PROJECT LABOR AGREEMENTS
“One of the first things we did was when Gov. Pritzker reinstated Project Labor Agreements,” she said. “I was a senior adviser in his campaign and I went into the administration and ran his transition team, and I’m very proud of that.”

She joined in the search that found Mike Kleinik to become to Illinois Secretary of Labor.

“For the first time in over four years, prevailing wage was again enforced, because of Gov. Pritzker and those we put in who had good Labor backgrounds,” she said.

Her turn came on the push for a $15 minimum wage in Illinois. She was lead negotiator on that effort, which will raise the wage in steps until it reaches $15. She said that is the victory she is most proud of.

CLIMATE JOBS
She was also part of the group that initiated Climate Jobs Illinois, a coalition that has worked to protect union jobs and wages, including those at Illinois’ nuclear plants.

“That coalition fought on behalf of the working people,” she said. “If we’re going to be transitioning to a new green economy – whatever that looks like – it needs to put working people first. So those jobs are going to be protected with prevailing wage and Project Labor Agreements.”

At the beginning of Joe Biden’s administration, she was chief of staff for the Office of Management and Budget and used the opportunity to serve working people in other ways.

“I saw the importance of the American Rescue Plan, which as you know provided the child tax credit for people. This was the first thing we’d done in decades to address child poverty in this country,” she said.

WORKING PEOPLE CAN DO BETTER
When funding for health care workers and schools to reopen was needed, every Republican in Congress voted against it. That underscored the need for strong Democrats in Congress, she said.

“I just think working people can do a lot better, and so I decided to take on this race,” she said, noting she has already been supported by the IBEW, Insulators, Carpenters, Boilermakers and Laborers.

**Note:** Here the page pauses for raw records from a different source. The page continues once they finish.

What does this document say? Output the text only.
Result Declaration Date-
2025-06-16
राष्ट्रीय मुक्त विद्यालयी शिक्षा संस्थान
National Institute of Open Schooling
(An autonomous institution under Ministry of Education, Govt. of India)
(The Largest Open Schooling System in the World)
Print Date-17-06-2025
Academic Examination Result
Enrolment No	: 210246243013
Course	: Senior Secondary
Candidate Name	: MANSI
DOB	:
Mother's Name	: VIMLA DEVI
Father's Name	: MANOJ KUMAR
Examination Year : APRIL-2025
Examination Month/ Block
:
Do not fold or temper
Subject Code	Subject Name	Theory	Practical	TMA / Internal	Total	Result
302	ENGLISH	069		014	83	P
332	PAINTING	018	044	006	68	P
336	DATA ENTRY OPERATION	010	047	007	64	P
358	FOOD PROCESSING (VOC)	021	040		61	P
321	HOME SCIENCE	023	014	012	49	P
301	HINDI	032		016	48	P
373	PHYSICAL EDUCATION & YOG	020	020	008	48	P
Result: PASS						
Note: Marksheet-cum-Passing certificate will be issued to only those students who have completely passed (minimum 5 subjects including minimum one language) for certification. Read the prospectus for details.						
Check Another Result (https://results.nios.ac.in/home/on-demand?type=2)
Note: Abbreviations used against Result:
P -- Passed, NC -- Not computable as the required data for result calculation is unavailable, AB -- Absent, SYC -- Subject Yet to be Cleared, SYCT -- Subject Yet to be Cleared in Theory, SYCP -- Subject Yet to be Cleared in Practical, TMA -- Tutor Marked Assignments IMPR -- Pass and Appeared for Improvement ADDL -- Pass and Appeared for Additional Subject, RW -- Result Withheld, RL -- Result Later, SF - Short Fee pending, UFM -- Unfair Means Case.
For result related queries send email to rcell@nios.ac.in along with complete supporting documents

“I’m really excited to have a broad coalition of unions,” she said. “I was the first candidate to be endorsed this cycle by the Illinois AFL-CIO. I truly believe that’s because I am union, a Labor person. And I’m going to be woking on these issues in Congress. So I’m incredibly honored to have that support.”

So far, no Republican has stepped up to run in the district, which has been competitive in the last several elections.

“I do expect to have one – I don’t think I’ll get that lucky,” she said. “I do think we’re running a great campaign on working people’s issues. I’ve raised almost $1 million since I got in.”

A BROAD COALITION
Other Democrats have stepped for her including the Madison County Democratic Party, state Reps. Jay Hoffman, Katie Stuart, Tanya Greenwood and Sen. Christopher Belt, all from the Metro-East.

“I’m really honored to have a lot of friends in this area who have endorsed my campaign,” she said. “I’m really working hard to build a broad coalition of support to finally flip this seat from red to blue.”

The Trades Council was meeting, as usual, at IBEW Local 309 in Collinsville. Tim Evans, the 309 business manager, led the council in taking a quick, unanimous vote to make the endorsement.